Heiter, leicht, intellektuell

Wieland als Kraftquelle für Theodor Fontane, Karl May und Arno Schmidt

Von Martin LowskyRSS-Newsfeed neuer Artikel von Martin Lowsky

Wer Christoph Martin Wieland nicht kennt, aber sich doch einmal zur Wieland-Lektüre verlocken lassen möchte, hat es heute leicht. 2009 ist in Biberach das „Das Neue Wieland-Lesebuch“ erschienen (ediert von Bock/Ottenbacher), das einen faszinierenden Querschnitt durch seine Erzählungen, seine theoretischen Schriften und seine Briefwechsel gibt. Der Aufklärer Wieland tritt auf – die Wissenschaften, schrieb er 1785, seien für den menschlichen Verstand wie das Tageslicht für die Augen –, ebenso der Satiriker – der über „Bonzen-Politik“ spottet – und der poetische Lehrmeister, der ausruft: „Die Bearbeitung des Stoffs ist die wahre Erfindung.“

Die Abbildungen, teils in Farbe, stammen aus den Schätzen des Wieland-Museums in Biberach. Vor kurzem, 2012, ist Band 7 der „Wieland-Studien“ erschienen, in dem Wieland-Forscher über die Märchenwelten bei Wieland, Mozart und Goethe berichten, die Kunst von Wielands Shakespeare-Übersetzungen würdigen, seine Haltung zu Jesus erörtern und sein Auftreten in den letzten Lebensjahren beschreiben. Dies alles in lebendiger, unkomplizierter Sprache.
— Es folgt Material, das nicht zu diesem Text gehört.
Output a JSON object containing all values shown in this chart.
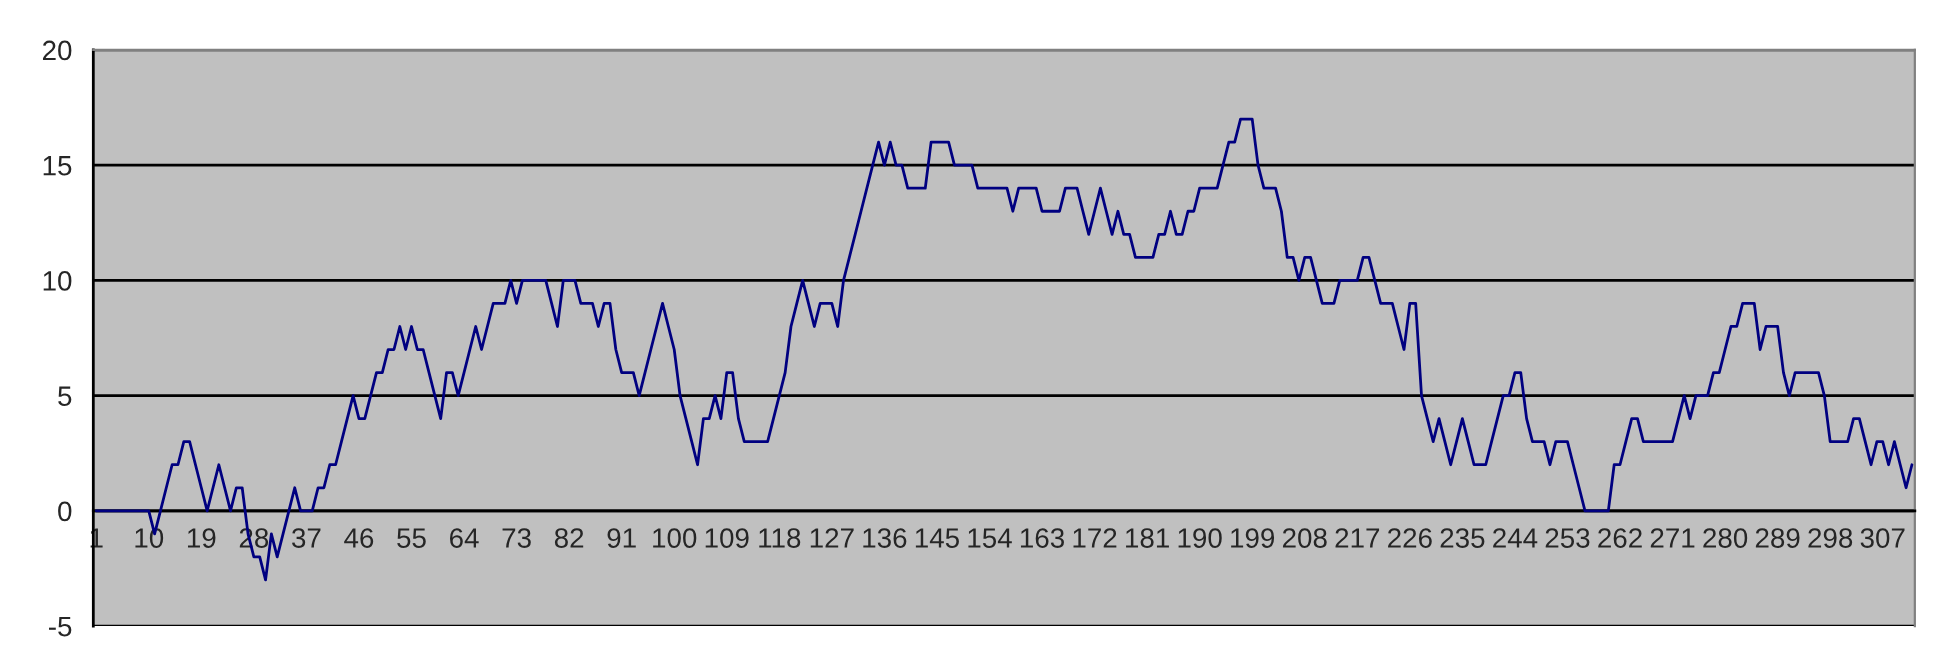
{
  "chart_data": {
    "type": "line",
    "categories": [
      "1",
      null,
      null,
      null,
      null,
      null,
      null,
      null,
      null,
      "10",
      null,
      null,
      null,
      null,
      null,
      null,
      null,
      null,
      "19",
      null,
      null,
      null,
      null,
      null,
      null,
      null,
      null,
      "28",
      null,
      null,
      null,
      null,
      null,
      null,
      null,
      null,
      "37",
      null,
      null,
      null,
      null,
      null,
      null,
      null,
      null,
      "46",
      null,
      null,
      null,
      null,
      null,
      null,
      null,
      null,
      "55",
      null,
      null,
      null,
      null,
      null,
      null,
      null,
      null,
      "64",
      null,
      null,
      null,
      null,
      null,
      null,
      null,
      null,
      "73",
      null,
      null,
      null,
      null,
      null,
      null,
      null,
      null,
      "82",
      null,
      null,
      null,
      null,
      null,
      null,
      null,
      null,
      "91",
      null,
      null,
      null,
      null,
      null,
      null,
      null,
      null,
      "100",
      null,
      null,
      null,
      null,
      null,
      null,
      null,
      null,
      "109",
      null,
      null,
      null,
      null,
      null,
      null,
      null,
      null,
      "118",
      null,
      null,
      null,
      null,
      null,
      null,
      null,
      null,
      "127",
      null,
      null,
      null,
      null,
      null,
      null,
      null,
      null,
      "136",
      null,
      null,
      null,
      null,
      null,
      null,
      null,
      null,
      "145",
      null,
      null,
      null,
      null,
      null,
      null,
      null,
      null,
      "154",
      null,
      null,
      null,
      null,
      null,
      null,
      null,
      null,
      "163",
      null,
      null,
      null,
      null,
      null,
      null,
      null,
      null,
      "172",
      null,
      null,
      null,
      null,
      null,
      null,
      null,
      null,
      "181",
      null,
      null,
      null,
      null,
      null,
      null,
      null,
      null,
      "190",
      null,
      null,
      null,
      null,
      null,
      null,
      null,
      null,
      "199",
      null,
      null,
      null,
      null,
      null,
      null,
      null,
      null,
      "208",
      null,
      null,
      null,
      null,
      null,
      null,
      null,
      null,
      "217",
      null,
      null,
      null,
      null,
      null,
      null,
      null,
      null,
      "226",
      null,
      null,
      null,
      null,
      null,
      null,
      null,
      null,
      "235",
      null,
      null,
      null,
      null,
      null,
      null,
      null,
      null,
      "244",
      null,
      null,
      null,
      null,
      null,
      null,
      null,
      null,
      "253",
      null,
      null,
      null,
      null,
      null,
      null,
      null,
      null,
      "262",
      null,
      null,
      null,
      null,
      null,
      null,
      null,
      null,
      "271",
      null,
      null,
      null,
      null,
      null,
      null,
      null,
      null,
      "280",
      null,
      null,
      null,
      null,
      null,
      null,
      null,
      null,
      "289",
      null,
      null,
      null,
      null,
      null,
      null,
      null,
      null,
      "298",
      null,
      null,
      null,
      null,
      null,
      null,
      null,
      null,
      "307",
      null,
      null,
      null,
      null,
      null
    ],
    "series": [
      {
        "color": "#000080",
        "values": [
          0,
          0,
          0,
          0,
          0,
          0,
          0,
          0,
          0,
          0,
          -1,
          0,
          1,
          2,
          2,
          3,
          3,
          2,
          1,
          0,
          1,
          2,
          1,
          0,
          1,
          1,
          -1,
          -2,
          -2,
          -3,
          -1,
          -2,
          -1,
          0,
          1,
          0,
          0,
          0,
          1,
          1,
          2,
          2,
          3,
          4,
          5,
          4,
          4,
          5,
          6,
          6,
          7,
          7,
          8,
          7,
          8,
          7,
          7,
          6,
          5,
          4,
          6,
          6,
          5,
          6,
          7,
          8,
          7,
          8,
          9,
          9,
          9,
          10,
          9,
          10,
          10,
          10,
          10,
          10,
          9,
          8,
          10,
          10,
          10,
          9,
          9,
          9,
          8,
          9,
          9,
          7,
          6,
          6,
          6,
          5,
          6,
          7,
          8,
          9,
          8,
          7,
          5,
          4,
          3,
          2,
          4,
          4,
          5,
          4,
          6,
          6,
          4,
          3,
          3,
          3,
          3,
          3,
          4,
          5,
          6,
          8,
          9,
          10,
          9,
          8,
          9,
          9,
          9,
          8,
          10,
          11,
          12,
          13,
          14,
          15,
          16,
          15,
          16,
          15,
          15,
          14,
          14,
          14,
          14,
          16,
          16,
          16,
          16,
          15,
          15,
          15,
          15,
          14,
          14,
          14,
          14,
          14,
          14,
          13,
          14,
          14,
          14,
          14,
          13,
          13,
          13,
          13,
          14,
          14,
          14,
          13,
          12,
          13,
          14,
          13,
          12,
          13,
          12,
          12,
          11,
          11,
          11,
          11,
          12,
          12,
          13,
          12,
          12,
          13,
          13,
          14,
          14,
          14,
          14,
          15,
          16,
          16,
          17,
          17,
          17,
          15,
          14,
          14,
          14,
          13,
          11,
          11,
          10,
          11,
          11,
          10,
          9,
          9,
          9,
          10,
          10,
          10,
          10,
          11,
          11,
          10,
          9,
          9,
          9,
          8,
          7,
          9,
          9,
          5,
          4,
          3,
          4,
          3,
          2,
          3,
          4,
          3,
          2,
          2,
          2,
          3,
          4,
          5,
          5,
          6,
          6,
          4,
          3,
          3,
          3,
          2,
          3,
          3,
          3,
          2,
          1,
          0,
          0,
          0,
          0,
          0,
          2,
          2,
          3,
          4,
          4,
          3,
          3,
          3,
          3,
          3,
          3,
          4,
          5,
          4,
          5,
          5,
          5,
          6,
          6,
          7,
          8,
          8,
          9,
          9,
          9,
          7,
          8,
          8,
          8,
          6,
          5,
          6,
          6,
          6,
          6,
          6,
          5,
          3,
          3,
          3,
          3,
          4,
          4,
          3,
          2,
          3,
          3,
          2,
          3,
          2,
          1,
          2
        ]
      }
    ],
    "ylim": [
      -5,
      20
    ],
    "yticks": [
      {
        "value": -5,
        "label": "-5"
      },
      0,
      5,
      10,
      15,
      20
    ],
    "grid": "y",
    "marker": "none",
    "line_style": "solid"
  }
}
Es ist also heute leicht, zur Wieland-Lektüre motiviert zu werden. Vielleicht wird Wieland wieder ein viel gelesener Autor, wie er es bis etwa 1900 war, als sein „Oberon“ von 1780 im Bücherschrank fast jedes Bürgers stand, jene Geschichte in Versen von der Ausfahrt eines westlichen Helden in den Orient, während Goethes „West-östlicher Divan“, wo es auch um eine Reise vom Okzident in den Orient geht, fast unverkäuflich war. Die Freude an Christoph Martin Wieland im 19. Jahrhundert kommt möglicherweise im 21. Jahrhundert wieder. Nicht so gut sah die Wieland-Rezeption im 20. Jahrhundert aus; dass sein Werk viele verlocken könnte, glaubte man damals nicht. In Arno Schmidts Erzählung „Aus dem Leben eines Fauns“ von 1953 gibt es diese Stelle: Ein Landrat, ausnahmsweise einmal jovial, fragt seinen Untergebenen, einen Verwaltungsangestellten (er ist das Ich der Erzählung), was er „da so“ lese, und dieser nennt eine Reihe von Schriftstellern, an erster Stelle Wieland, und erklärt dann: „,In Deutschland haben wir ein ganz einfaches Mittel, einen intelligenten Menschen zu erkennen.‘ – ,:? – ‘. ,Wenn er Wieland liebt.‘ – Aber er war doch auch stark; er sagte würdig: ,Ich kenne ihn nicht‘. ,Oh: aber Herr Landrat wissen so vieles Andere,‘ sagte ich schnell, in der vornehmen dritten Person […]“.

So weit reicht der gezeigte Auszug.